PANAMA | Tuesday, 28 August 2018 | Views [142]

We got up pretty early to go to the Panama Canal; a must do experience – or so we are told. Tim, as usual, wanted to get there how the locals do. Sure, you can pay for Hop-on-hop-off for $33, a private transfer for about $27 per person; or, you can take the local transit. Although I was sceptical, even after travelling through a variety of countries on local, crappy, buses and trains; I reluctantly agreed.

We got out the door by 8am, skipping the less desirable breakfast. We hopped on the Metro to Albrook Mall / Station. It only takes about 5 minutes and it was surprisingly not very busy at 8am. Busy is relative.

We found our stop (D) fairly easily, thanks Google and we were quickly educated by the locals that we needed to line up. It seemed weird because many of the places we have travelled there are many cheaters that ignore a line up and just crowd the doors. Happily, everyone was humbly waiting in line and I don’t think a single person would have skipped in. 

The bus was quite small and packed! It was not Mexico packed and for 25 cents, who can complain; especially for a 10 minute bus ride. Most people got off a couple stops from the locks. 

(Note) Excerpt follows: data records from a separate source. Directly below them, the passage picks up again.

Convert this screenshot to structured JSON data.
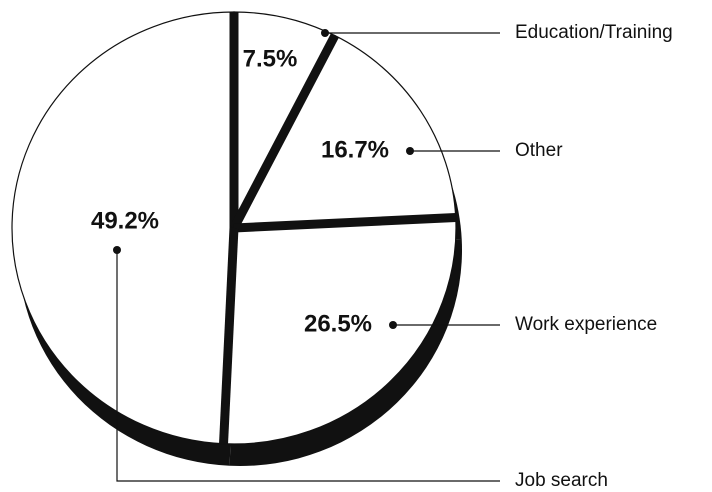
{
  "chart_data": {
    "type": "pie",
    "categories": [
      "Education/Training",
      "Other",
      "Work experience",
      "Job search"
    ],
    "values": [
      7.5,
      16.7,
      26.5,
      49.2
    ],
    "value_labels": [
      "7.5%",
      "16.7%",
      "26.5%",
      "49.2%"
    ],
    "colors": [
      "#ffffff",
      "#ffffff",
      "#ffffff",
      "#ffffff"
    ]
  }
}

We arrived to the Panama Canal; right at the front doors. The cost of entry was $15 and we were informed that there were ships being processed through the canal; 4th floor.

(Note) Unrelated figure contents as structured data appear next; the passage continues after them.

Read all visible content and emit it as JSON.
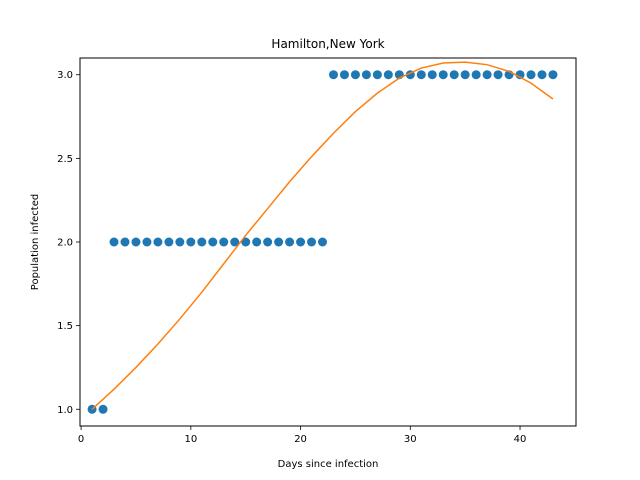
{
  "chart_data": {
    "type": "scatter",
    "title": "Hamilton,New York",
    "xlabel": "Days since infection",
    "ylabel": "Population infected",
    "xlim": [
      -0.1,
      45.1
    ],
    "ylim": [
      0.9,
      3.1
    ],
    "xticks": [
      0,
      10,
      20,
      30,
      40
    ],
    "yticks": [
      1.0,
      1.5,
      2.0,
      2.5,
      3.0
    ],
    "xtick_labels": [
      "0",
      "10",
      "20",
      "30",
      "40"
    ],
    "ytick_labels": [
      "1.0",
      "1.5",
      "2.0",
      "2.5",
      "3.0"
    ],
    "grid": false,
    "series": [
      {
        "kind": "scatter",
        "color": "#1f77b4",
        "x": [
          1,
          2,
          3,
          4,
          5,
          6,
          7,
          8,
          9,
          10,
          11,
          12,
          13,
          14,
          15,
          16,
          17,
          18,
          19,
          20,
          21,
          22,
          23,
          24,
          25,
          26,
          27,
          28,
          29,
          30,
          31,
          32,
          33,
          34,
          35,
          36,
          37,
          38,
          39,
          40,
          41,
          42,
          43
        ],
        "y": [
          1,
          1,
          2,
          2,
          2,
          2,
          2,
          2,
          2,
          2,
          2,
          2,
          2,
          2,
          2,
          2,
          2,
          2,
          2,
          2,
          2,
          2,
          3,
          3,
          3,
          3,
          3,
          3,
          3,
          3,
          3,
          3,
          3,
          3,
          3,
          3,
          3,
          3,
          3,
          3,
          3,
          3,
          3
        ]
      },
      {
        "kind": "line",
        "color": "#ff7f0e",
        "x": [
          1,
          3,
          5,
          7,
          9,
          11,
          13,
          15,
          17,
          19,
          21,
          23,
          25,
          27,
          29,
          31,
          33,
          35,
          37,
          39,
          41,
          43
        ],
        "y": [
          1.0,
          1.12,
          1.25,
          1.39,
          1.54,
          1.7,
          1.87,
          2.04,
          2.2,
          2.36,
          2.51,
          2.65,
          2.78,
          2.89,
          2.98,
          3.04,
          3.07,
          3.075,
          3.06,
          3.02,
          2.95,
          2.855
        ]
      }
    ]
  }
}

The observation deck was quite full; all watching a routine ship being lifted by the gravity of water. 

The experience of the locks wasn't unique. I mean sure, this canal was incredible difficult to construct, connects the Pacific and Atlantic oceans, but they are no different than the locks along any canal in Canada; especially Ontario. 

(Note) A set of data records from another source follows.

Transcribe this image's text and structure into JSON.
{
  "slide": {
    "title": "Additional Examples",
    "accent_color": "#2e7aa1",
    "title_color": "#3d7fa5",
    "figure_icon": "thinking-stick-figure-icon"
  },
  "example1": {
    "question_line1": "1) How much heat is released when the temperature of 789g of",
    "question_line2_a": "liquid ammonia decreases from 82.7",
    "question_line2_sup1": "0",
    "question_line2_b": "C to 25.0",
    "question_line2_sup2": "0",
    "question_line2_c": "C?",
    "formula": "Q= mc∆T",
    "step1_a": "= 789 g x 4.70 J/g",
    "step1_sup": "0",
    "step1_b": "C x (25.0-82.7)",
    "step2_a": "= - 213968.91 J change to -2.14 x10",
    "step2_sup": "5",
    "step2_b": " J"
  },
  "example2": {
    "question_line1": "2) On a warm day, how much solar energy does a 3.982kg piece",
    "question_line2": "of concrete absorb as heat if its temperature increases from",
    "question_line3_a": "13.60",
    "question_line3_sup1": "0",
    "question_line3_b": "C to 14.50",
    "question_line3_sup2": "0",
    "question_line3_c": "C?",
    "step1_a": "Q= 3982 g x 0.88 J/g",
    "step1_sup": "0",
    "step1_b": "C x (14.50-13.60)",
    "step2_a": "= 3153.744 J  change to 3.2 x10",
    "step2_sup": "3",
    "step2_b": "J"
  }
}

We watched the process for a while, finally got premier standing room and took some photos.

The museum was as impressive as the locks; cool, but hard to say if the experience is worth a trip to Panama. It is a must see, I guess, but the newer expansion locks are far bigger, way more impressive yet not accessible to the public. I would like to see a container ship carrying 14 thousand containers; not one carrying a couple hundred. 

The video was pretty good, gave the history of the facility including the nationalization of the project. All in all, I would say you must come to the Canal if you come to Panama, however, I suspect the experience becomes more important after the fact. * Remember the time when...

We grabbed the bus back to Albrook Mall where we walked around. It was far less busy during the week, but increasingly busy as we were there.

We checked out some stores, The grocery store was bright and very nice!

Albrook mall has at least 4 food courts, all with food from across the globe, but mostly American. We couldn't resist grabbing a small bite to eat.

We enjoyed a panini pressed chicken parmigiana sub; does not look as good as it tasted. Yummy($1).

We headed back to our area of town. One of the local 'dive restaurants' that Tim has been eyeing up was packed. We got in line and ordered a 1/4 chicken dinner. They were barbequing and cutting them in the front of the shop; the smoke was awesome. He got typical Panamanian sides, rice, beans and banana. The chicken was a bit salty, but of the best we have ever had; amazing ($3.75).

With full bellies, we mustard the effort to get up to the hotel pool. The skies were very dark. I enjoyed the hot tub with Tim until he decided to napped on the patio chairs. I chatted with another Canadian family from Toronto for awhile. We enjoyed the roof-top area until the skies opened up on us; time to go.

The evening was pretty quiet. We went to the grocery store, got some wine and beer; then to Nikos. Tim isn't feeling well and just wanted soup; sadly it didn't look great. Instead we got an empanada and ham sub. Again, the food didn't look as good as it tastes. We enjoyed an evening in the hotel just relaxing.